How can the Fannie Mae and Freddie Mac loans benefit you?
Both Fannie Mae and Freddie Mac offer some services for homeowners with eligible loans. These include refinancing, modifying your mortgage, and preventing foreclosure. Let’s take a look at each one to see how you can benefit from your loan.
There are some options available to refinance. With traditional refinancing, you can apply for different loan conditions through a lender, the goal of reducing your monthly payments, or drawing in equity in your home. You need to meet the same qualification standards as a regular mortgage application, including credit and finance. Also, your home needs a professional evaluation to determine its fair market value. If you have trouble qualifying, you may be eligible for Fannie Mae’s Affordable Home Refinancing Program (HARP), which is available to owners by the end of 2016. You must be current with mortgage payments, but you may be a useful lower rate, even if you owe more on your loan than your home currently costs.
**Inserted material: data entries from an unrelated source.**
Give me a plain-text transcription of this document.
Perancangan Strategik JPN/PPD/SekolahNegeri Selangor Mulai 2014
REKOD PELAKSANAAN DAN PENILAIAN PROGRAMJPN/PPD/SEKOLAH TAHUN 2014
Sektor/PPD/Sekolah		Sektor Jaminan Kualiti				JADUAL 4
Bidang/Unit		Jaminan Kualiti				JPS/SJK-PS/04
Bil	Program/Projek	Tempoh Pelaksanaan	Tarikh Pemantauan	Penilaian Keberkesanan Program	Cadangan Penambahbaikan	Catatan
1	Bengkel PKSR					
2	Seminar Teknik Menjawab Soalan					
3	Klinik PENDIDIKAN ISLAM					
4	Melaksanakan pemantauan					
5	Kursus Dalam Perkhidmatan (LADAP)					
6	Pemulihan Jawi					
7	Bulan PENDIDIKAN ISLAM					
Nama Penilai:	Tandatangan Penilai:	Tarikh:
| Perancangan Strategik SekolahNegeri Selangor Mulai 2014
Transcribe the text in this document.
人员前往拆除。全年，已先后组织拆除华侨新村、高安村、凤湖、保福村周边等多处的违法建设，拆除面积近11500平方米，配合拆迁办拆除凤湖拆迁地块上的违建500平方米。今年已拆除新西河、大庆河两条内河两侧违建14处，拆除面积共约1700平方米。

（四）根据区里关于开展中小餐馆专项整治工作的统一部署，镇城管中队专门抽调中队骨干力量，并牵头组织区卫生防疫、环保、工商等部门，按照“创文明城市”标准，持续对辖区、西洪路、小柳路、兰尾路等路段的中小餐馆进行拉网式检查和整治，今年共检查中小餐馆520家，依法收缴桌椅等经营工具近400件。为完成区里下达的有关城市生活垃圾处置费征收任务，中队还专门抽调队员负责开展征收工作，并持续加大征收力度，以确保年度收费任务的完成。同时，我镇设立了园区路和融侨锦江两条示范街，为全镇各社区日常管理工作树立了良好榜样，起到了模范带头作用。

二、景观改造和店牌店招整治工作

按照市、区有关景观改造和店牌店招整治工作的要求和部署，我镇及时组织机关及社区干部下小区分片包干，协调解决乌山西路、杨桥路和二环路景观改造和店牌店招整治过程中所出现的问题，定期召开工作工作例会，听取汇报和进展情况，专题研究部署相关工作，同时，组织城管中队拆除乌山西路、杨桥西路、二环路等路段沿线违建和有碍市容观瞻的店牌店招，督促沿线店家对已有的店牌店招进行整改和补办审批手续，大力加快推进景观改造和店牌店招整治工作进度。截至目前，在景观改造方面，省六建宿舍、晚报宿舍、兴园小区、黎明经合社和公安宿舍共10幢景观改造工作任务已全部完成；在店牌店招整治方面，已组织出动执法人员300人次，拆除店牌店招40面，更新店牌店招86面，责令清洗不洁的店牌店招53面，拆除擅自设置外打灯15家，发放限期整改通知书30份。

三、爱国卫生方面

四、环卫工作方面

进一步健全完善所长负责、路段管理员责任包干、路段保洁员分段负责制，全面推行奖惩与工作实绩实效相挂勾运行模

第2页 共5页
To qualify for HARP, you must first make timely payments in the last 12 months. The program does not allow late payments in the last six months and only a late payment of 30 days in the last six to 12 months. The home equity loan ratio should be more than 80%, which means you have less than 20% stake in the property. So if your home is worth $200,000, but the loan amount is $ 195,000, your loan amount ratio is 97.5%, and you would meet that qualification. Both loans, Fannie Mae and Freddie Mac are eligible for HARP, although their home must have sold before May 31, 2009.
• Modification of the Loan:
Another useful program for homeowners with Fannie Mae and Freddie Mac loans is the Home Affordable Modification Program (HAMP). If you are already struggling to avoid foreclosure or are trying not to keep up to date on your payments, this may be a good program for you. To qualify for this program, you must be facing long-term financial difficulty. You have a few different options depending on your situation. You can switch from an adjustable-rate mortgage to an adjustable-rate mortgage, extend the duration of your loan to reduce your monthly payments, reduce your interest rate, or add late amounts to your first due. Each of these options can offer significant relief if you are facing foreclosure. You have the chance to catch up on your defaulted loans without the fear of being forced to leave your home. Stopping foreclosure can be difficult, but HAMP offers authentic options for homeowners with Fannie Mae and Freddie Mac loans.
The final option to avoid foreclosure if you have a loan with the Fannie Mae or Freddie Mac is to ask for leniency. Under this plan, you reduce your mortgage value or stop paying it entirely for a period agreed upon between you and your lender. You eventually have to pay the full amount you owe, but can provide relief during a difficult period that should be temporary. You may agree to pay the extra amount due at the end of the indemnity period or add a portion of the payments to your monthly mortgage.
Fannie Mae and Freddie Mac ease their way into their own home in a variety of ways. These mortgage giants help to maintain the stability, affordability, and liquidity of capital for their lenders to use to make loans for high-quality housing. Most importantly, these GSEs help homeowners find the right loan for their unique situation by tailoring their program to a wide range of borrowers.